Christophe showed several examples of companies that have made this link between NPS and market share growth. One example he gave was of a company that was losing market share relative to its main competitor each year. By implementing an NPS turnaround programme the trend shifted back in favor of the company. They did this by understanding the criticality of showroom design in driving NPS and sales volume. Based on this insight, they invested in re-vamping over 1000 showrooms around the country, allowing them to turn around market share growth relative to their main competitor.
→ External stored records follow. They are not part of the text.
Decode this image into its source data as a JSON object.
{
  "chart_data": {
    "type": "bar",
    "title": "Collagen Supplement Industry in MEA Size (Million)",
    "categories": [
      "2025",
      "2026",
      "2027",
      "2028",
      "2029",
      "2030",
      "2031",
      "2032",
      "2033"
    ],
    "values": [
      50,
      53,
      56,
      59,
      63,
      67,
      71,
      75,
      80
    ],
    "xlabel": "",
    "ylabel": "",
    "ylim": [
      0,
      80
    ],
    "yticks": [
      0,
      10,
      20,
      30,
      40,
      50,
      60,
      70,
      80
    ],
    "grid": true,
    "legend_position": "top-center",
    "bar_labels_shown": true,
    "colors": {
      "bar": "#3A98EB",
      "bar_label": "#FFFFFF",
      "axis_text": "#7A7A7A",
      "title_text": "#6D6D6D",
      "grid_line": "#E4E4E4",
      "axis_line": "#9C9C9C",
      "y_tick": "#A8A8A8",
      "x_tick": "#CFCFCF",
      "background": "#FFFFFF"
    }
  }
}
NPS also helps companies decide where to invest internally to get the improvements. If a company wants to invest in sales acceleration, is the right answer to add sales people, to expand advertising, or to take a different approach? What will drive the fastest improvement in NPS and business outcomes?
Christophe showed a compelling analysis of “visit frequency” in a sales environment. They looked at how often sales people had visited each customer and found a very interesting relationship between frequency of visits and the customer’s NPS. Not surprisingly, the salespeople who did not visit got customer NPS values of -35% on average. At one visit this increased to 20% NPS, and with 4 visits the NPS increased further to 56%. Interestingly, when they reached 9 visits, the NPS dropped back to 38%. This insight helped them understand how much additional investment was needed in sales capacity, but also, how to balance frequency of visit and account loads across the sales team.
Knowing the drivers of NPS is key to accomplishing these turnarounds in performance. Private equity investors love this because it is about re-allocating spending within the company instead of having to make additional investments. Christophe stressed the importance of analyzing drivers, not in a vacuum, but relative to competitors.
How do these changes relate to investor returns? As Christophe explained, these fundamental trends in customer buying patterns and relative market position change the assumptions future owners will make when valuing the company. And there’s nothing like that to put a smile on an investor’s face.
Thank you, Christophe, for this fresh new angle on NPS economics.